Weniger Chancen für Frauen?
Arbeitsmarkt. Was hinter dem Vorwurf steckt, Frauen würden vom neuen AMS-System diskriminiert werden
Das AMS setzt ab Mitte 2020 österreichweit ein Computerprogramm ein, um die Arbeitsmarktchancen von Arbeitslosen zu bewerten. Derzeit läuft dazu bereits seit knapp einem Jahr ein Testbetrieb. Konkret soll der AMSAlgorithmus die Arbeitsmarktchancen des Einzelnen berechnen und die Person daraufhin in eine von insgesamt drei Gruppen einteilen: Gute Chancen (A), mittlere Chancen (B) und schlechte Chancen (C). Nur die Gruppe B soll vom AMS gefördert werden und Aus- und Weiterbildungen bezahlt bekommen.
Bei der Einordnung in die jeweilige Kategorie gibt es Unterschiede zwischen Frau und Mann: Frauen werden vom Algorithmus generell – unabhängig von Job und Ausbildung – weniger Chancen am Arbeitsmarkt zugerechnet als Männern. Müssen sie zudem Kinder betreuen, wird das vom Computer ebenfalls negativ bewertet, während es bei Männern keinen Unterschied macht.
Abbild des Marktes
Das Argument des AMS dafür lautet: Der Algorithmus spiegelt den Arbeitsmarkt wieder und es sei der Arbeitsmarkt selbst, der Frauen diskriminiere, nicht das Computerprogramm.
Johannes Kopf, Vorstand des AMS, betont in einem offenen Brief, dass Frauen von der Einführung des AMS-Algorithmus sogar profitieren würden. „Frauen werden überproportional mit mittleren Arbeitsmarktchancen ausgewiesen und sind bei der Gruppe mit niedrigen Arbeitsmarktchancen unterrepräsentiert.“
Das AMS hat gegenüber dem KURIER nun erstmals konkrete Zahlen veröffentlicht, die darlegen, wie viele Frauen und Männer in die jeweiligen Gruppen fallen (siehe Grafik unten). Sie bestätigen die Aussage Kopfs, dass Frauen häufig in der mittleren Gruppe landen. „Die Aussage gibt dennoch keine Auskunft darüber, wie sich die Kategorie Geschlecht de facto auswirkt“, kritisiert Paola Lopez, Mathematikerin an der Universität Wien, gegenüber dem KURIER.
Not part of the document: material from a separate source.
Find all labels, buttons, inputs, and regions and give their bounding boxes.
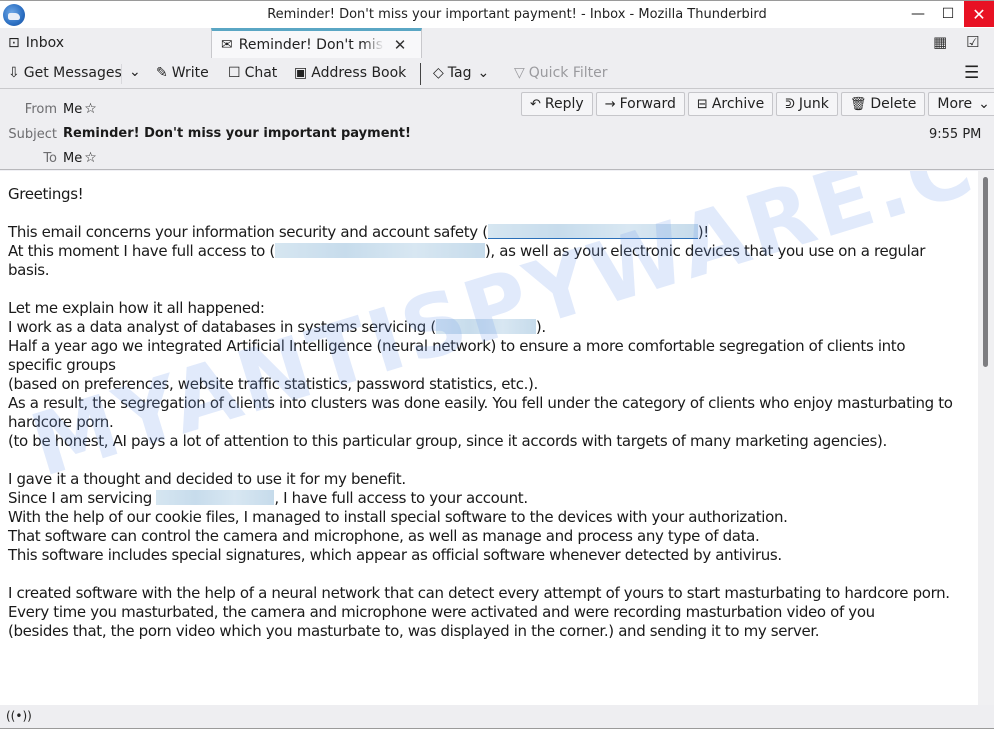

Ergo: Was man nach wie vor nicht weiß, ist, wie stark sich der Prozentsatz in den jeweiligen Gruppen verändern würde, wenn man das Geschlecht als Kriterium einfach gänzlich weglassen würde. „Benachteiligung“
„Der Algorithmus berechnet also nicht die ‚Chancen‘, die ein Individuum am Arbeitsmarkt hat, sondern die strukturelle Benachteiligung, die Menschen mit gleichen Dateneinträgen in der Vergangenheit widerfahren ist.“Algorithmen sollten durchaus eingesetzt werden dürfen, aber nicht, um einzelne Personen zu bewerten und damit Gelder zu verteilen, so die Wissenschafterin.
Lopez fürchtet, dass es durch den AMS-Algorithmus zu einer Festschreibung und Verstärkung von Ungleichheiten und Benachteiligungen kommt, wie sie derzeit existieren. Auch Manuela Vollmann und Judith Pühringer vom Netzwerk „arbeit plus“stehen den AMS-Plänen, die diese Woche vom Verwaltungsrat abgesegnet worden sind, skeptisch gegenüber.
„Ein System, das traditionelle Rollenbilder in einem wertkonservativen Land wie Österreich fortschreibt, anstatt ihnen zu begegnen, sehe ich als Rückschritt“, so Vollmann. Anstatt Frauen per Algorithmus schlechtere Chancen am Arbeitsmarkt zu bescheinigen, sollte es eine gendergerechte Aufteilung von bezahlter und unbezahlter Arbeit geben sowie neue Arbeitsmodelle, die es Frauen erlauben, sich chancengleich zu positionieren.
„Status quo verfestigt“Mit dem AMS-Algorithmus würden keine neuen Chancen für Frauen geschaffen und die Arbeitsmarktpolitik werde damit nicht in die Zukunft gerichtet, fügt Pühringer hinzu. „Es wird nur der Status quo verfestigt.“Fest steht: Nicht der AMS-Algorithmus diskriminiert Frauen, sondern der Arbeitsmarkt sowie diejenigen, die diese Muster für Zukunftsmodelle heranziehen.
AMS-Vorstand Kopf betont indes, dass es für Frauen auch ein höheres Förderbudget gebe und man damit der Diskriminierung entgegenwirken möchte.